Among 179 cases, 65 and 114 belonged to diseased and normal groups, respectively. THAD as observed in MSCT demonstrated various shapes: lobe/segment (127 cases; 70.9%), irregular sheet (31; 17.3%), strip shape (9; 5.02%), arc/semicircle (7; 3.9%), and segment + flaky (5; 2.79%). THAD were found to be caused by liver tumor (32.3%), hepatic inflammatory lesions (6.15%), biliary tract diseases (13.8%), perihepatic disease compression (9.23%), portal vein obstructive disease (1.53%), and lesion in left hepatic lobe with hepatic artery variation (29.2%). THAD exhibited variation in distribution in the left lobe of the liver. Among 114 cases, THAD in 18 (15.7%) cases were observed in the S2 segment, six (5.26%) in the S3 segment, and 90 (78.9%) in multiple segments of the liver, that is, 50 cases in S2 and S3 segments and 40 cases in S2, S3, and S4 segments. The hepatic artery of 179 cases was of various types based on Hiatt classification: 57 cases of Hiatt I (31%), 65 cases of Hiatt II (37%), 11 cases of Hiatt III (6%), 17 cases of Hiatt IV (10%), 7 cases of Hiatt V (4%), 12 cases of large left hepatic artery (7%), 6 cases of right hepatic artery originating from the celiac trunk (3%), and 4 cases (2%) of superior mesenteric artery originating from the celiac trunk.

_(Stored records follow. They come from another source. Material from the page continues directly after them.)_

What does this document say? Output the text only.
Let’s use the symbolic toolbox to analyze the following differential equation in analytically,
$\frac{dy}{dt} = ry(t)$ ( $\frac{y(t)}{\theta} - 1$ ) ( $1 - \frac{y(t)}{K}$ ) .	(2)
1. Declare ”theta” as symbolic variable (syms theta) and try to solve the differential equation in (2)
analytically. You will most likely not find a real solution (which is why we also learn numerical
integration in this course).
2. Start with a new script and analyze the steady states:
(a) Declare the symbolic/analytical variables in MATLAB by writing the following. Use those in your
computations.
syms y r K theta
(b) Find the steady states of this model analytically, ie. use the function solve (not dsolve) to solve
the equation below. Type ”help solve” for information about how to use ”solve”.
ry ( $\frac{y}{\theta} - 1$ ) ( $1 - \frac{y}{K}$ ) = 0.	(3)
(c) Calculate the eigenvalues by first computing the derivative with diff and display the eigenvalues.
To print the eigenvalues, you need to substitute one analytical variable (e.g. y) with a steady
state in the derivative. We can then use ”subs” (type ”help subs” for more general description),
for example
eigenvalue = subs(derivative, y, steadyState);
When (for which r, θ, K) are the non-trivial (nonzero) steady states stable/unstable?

THAD can occur as a result of specific pathological causes and hence should be considered as a diagnostic sign in liver pathologies.
在 CT 上,肝动脉期可见到一过性肝衰减差异(THAD),即肝实质高增强区域。左叶肝 THAD 可能导致手术并发症。
对 179 例接受多层 CT(MSCT)上腹部检查的患者进行回顾性研究,了解 THAD 的形态、分布、原因及其与肝动脉变异的关系。
在 179 例中,65 例和 114 例分别属于病变组和正常组。MSCT 观察到的 THAD 有多种形态:叶/段(127 例;70.9%)、不规则片状(31 例;17.3%)、条状(9 例;5.02%)、弧形/半圆形(7 例;3.9%)和段+片状(5 例;2.79%)。THAD 的原因是肝肿瘤(32.3%)、肝炎性病变(6.15%)、胆道疾病(13.8%)、肝周疾病压迫(9.23%)、门静脉阻塞性疾病(1.53%)和肝左叶病变伴肝动脉变异(29.2%)。左叶肝的 THAD 分布有变异。114 例中,18 例(15.7%)S2 段有 THAD,6 例(5.26%)S3 段有 THAD,90 例(78.9%)多段肝有 THAD,即 50 例 S2 和 S3 段,40 例 S2、S3 和 S4 段。根据 Hiatt 分类,179 例肝动脉类型如下:Hiatt I 型 57 例(31%)、Hiatt II 型 65 例(37%)、Hiatt III 型 11 例(6%)、Hiatt IV 型 17 例(10%)、Hiatt V 型 7 例(4%)、大左肝动脉 12 例(7%)、6 例来自腹腔干的右肝动脉(3%)和 4 例来自腹腔干的肠系膜上动脉(2%)。
THAD 可由特定的病理原因引起,因此应视为肝脏病变的诊断征象。